Streitobjekt Vorfälligkeit

Ulm.  Frank K. hat sein Hypothekendarlehen nach dem Verkauf seiner Wohnung auf einen Schlag zurückbezahlt. Seine Bank verlangte einen Ausgleich für entgangene Zinsen. Die Berechnung sorgte für Streit.

Wer eine Immobilie kauft, nimmt bei der Bank einen Kredit auf und vereinbart meist feste Zinsen für die nächsten zehn Jahre. Auch Frank K. hat dies so gemacht. Als er aber von Ulm nach Stuttgart umzog, seine Wohnung deshalb verkaufte und sein restliches Darlehen frühzeitig zurückbezahlte, entließ ihn seine Bank nur nach Schadenersatz aus dem Vertrag.

Der Schadenersatz heißt Vorfälligkeitsentschädigung - und er ist für Niels Nauhauser, Bankenexperte bei der Verbraucherzentrale Baden-Württemberg, ein guter Bekannter: "Jeden Tag bekommen wir Streitfälle auf den Tisch." Gestritten wird darum, ob die Bank zu hohe Entschädigungszahlungen dafür verlangt, dass ihr - bei zwischenzeitlich gesunkenen Zinsen - das Geschäft geschmälert wird. Frank K. hat einen Gutachter beauftragt, der überzeugt ist, dass die Banken den Schaden sehr oft zu ihren Gunsten viel zu hoch berechnen.
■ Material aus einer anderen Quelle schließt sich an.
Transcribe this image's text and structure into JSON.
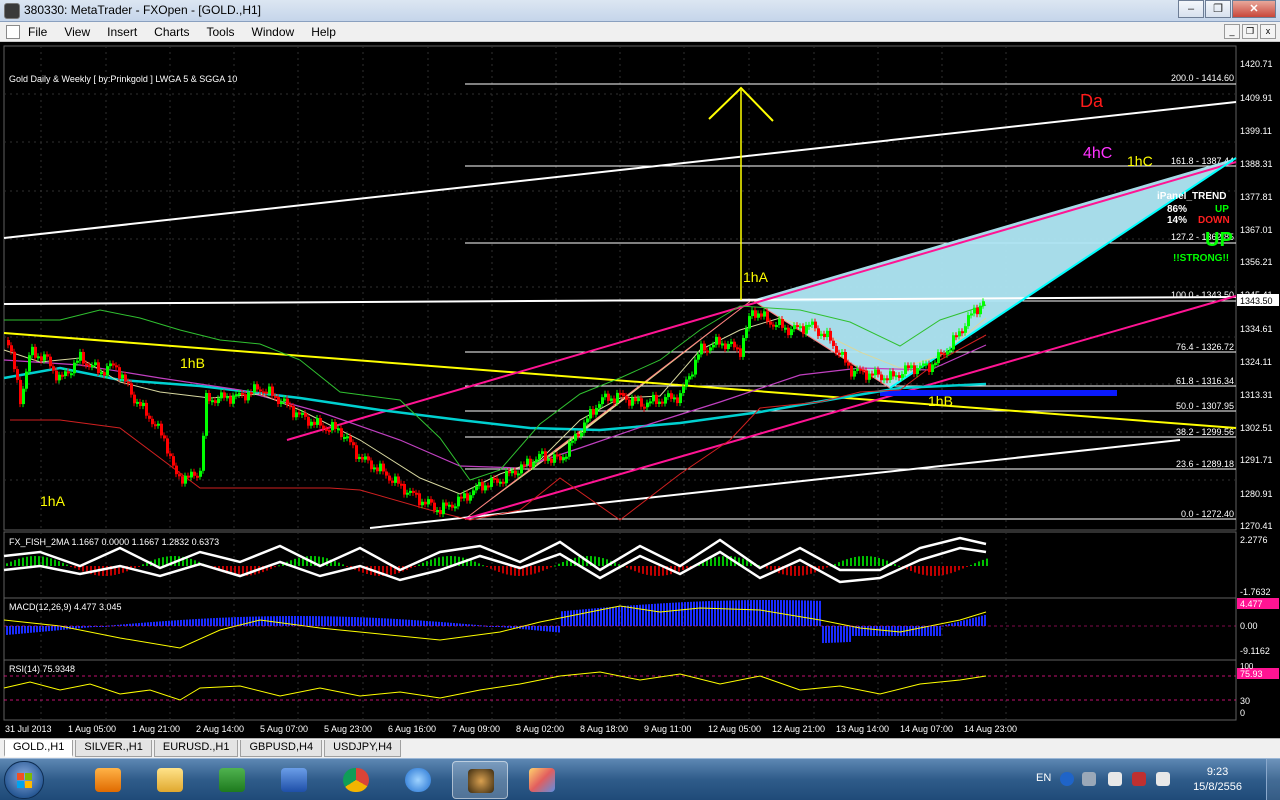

Im Falle Frank K. verlangte die Bank knapp 6900 EUR Vorfälligkeitsentschädigung, die K. auch bezahlte - um gleichzeitig Protest zu erheben. Die Bank reagierte immerhin, rechnete neu nach und kam nur noch auf einen Schaden von 4000 EUR. "Aus Kulanz" und keineswegs aus juristischer Notwendigkeit heraus, wie das Institut versicherte, bekam K. die Differenz von 2900 EUR zurück.
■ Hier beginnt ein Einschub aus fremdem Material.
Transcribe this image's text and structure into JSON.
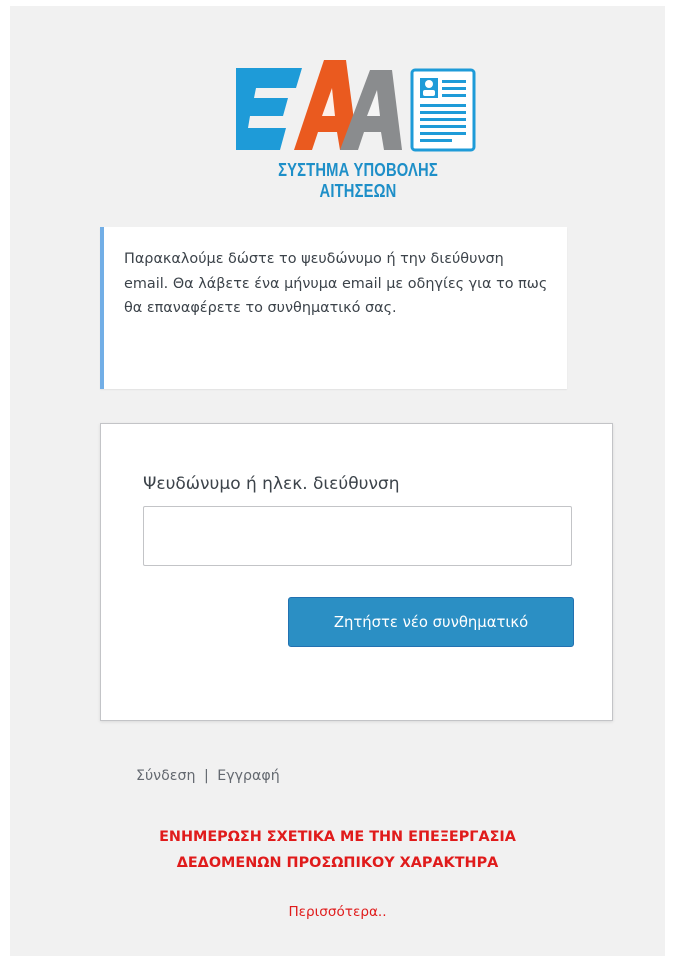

Allein dies ermutigte Frank K. zu einer kleinen, ungewöhnlichen Mission: Er verteilte an Passanten Flugblätter vor seiner Bank-Filiale mit der Botschaft, sie sollten bei der Vorfälligkeitsentschädigung genau hinschauen. Zumal auch die "kulante" zweite Bank-Berechnung für Frank K. immer noch um 1000 EUR über dem liegt, was sein Gutachter als korrekten Wert ermittelte.
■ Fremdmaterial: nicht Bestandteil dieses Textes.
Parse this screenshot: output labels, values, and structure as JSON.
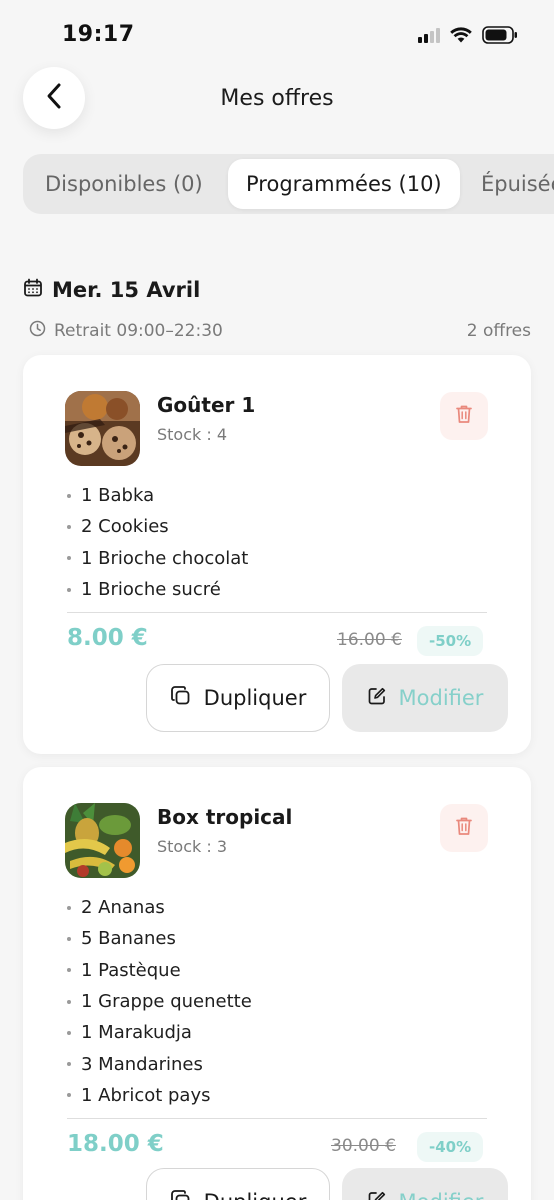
{
  "status_bar": {
    "time": "19:17"
  },
  "header": {
    "title": "Mes offres",
    "back_icon": "chevron-left-icon"
  },
  "tabs": [
    {
      "label": "Disponibles (0)",
      "active": false
    },
    {
      "label": "Programmées (10)",
      "active": true
    },
    {
      "label": "Épuisées",
      "active": false
    }
  ],
  "date_group": {
    "date": "Mer. 15 Avril",
    "pickup": "Retrait 09:00–22:30",
    "count": "2 offres"
  },
  "offers": [
    {
      "title": "Goûter 1",
      "stock": "Stock : 4",
      "items": [
        "1 Babka",
        "2 Cookies",
        "1 Brioche chocolat",
        "1 Brioche sucré"
      ],
      "price": "8.00 €",
      "old_price": "16.00 €",
      "discount": "-50%",
      "duplicate_label": "Dupliquer",
      "edit_label": "Modifier"
    },
    {
      "title": "Box tropical",
      "stock": "Stock : 3",
      "items": [
        "2 Ananas",
        "5 Bananes",
        "1 Pastèque",
        "1 Grappe quenette",
        "1 Marakudja",
        "3 Mandarines",
        "1 Abricot pays"
      ],
      "price": "18.00 €",
      "old_price": "30.00 €",
      "discount": "-40%",
      "duplicate_label": "Dupliquer",
      "edit_label": "Modifier"
    }
  ],
  "colors": {
    "accent": "#7fcfc8",
    "danger": "#e9897d",
    "background": "#f6f6f6"
  }
}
Gibt es einen solchen korrekten Wert überhaupt? Die Rechtslage ist nicht ganz eindeutig. Unzweifelhaft ist aber auch für Verbraucherschützer Nauhauser, dass ein Bankkunde eine Umschuldung nur verlangen kann, wenn er seine Immobilie verkauft. Wer nur seinen Vertrag auflösen möchte, hat dafür keine rechtliche Handhabe. "Vertrag ist Vertrag", sagt Nauhauser - die Bank bessere ja schließlich auch nicht zu ihren Gunsten die Zinsen nach, wenn sich das Zinsniveau erhöht. Ausnahme: Nach Ablauf von zehn Jahren kann man mit sechsmonatiger Kündigungsfrist einen Hypothekenvertrag kündigen.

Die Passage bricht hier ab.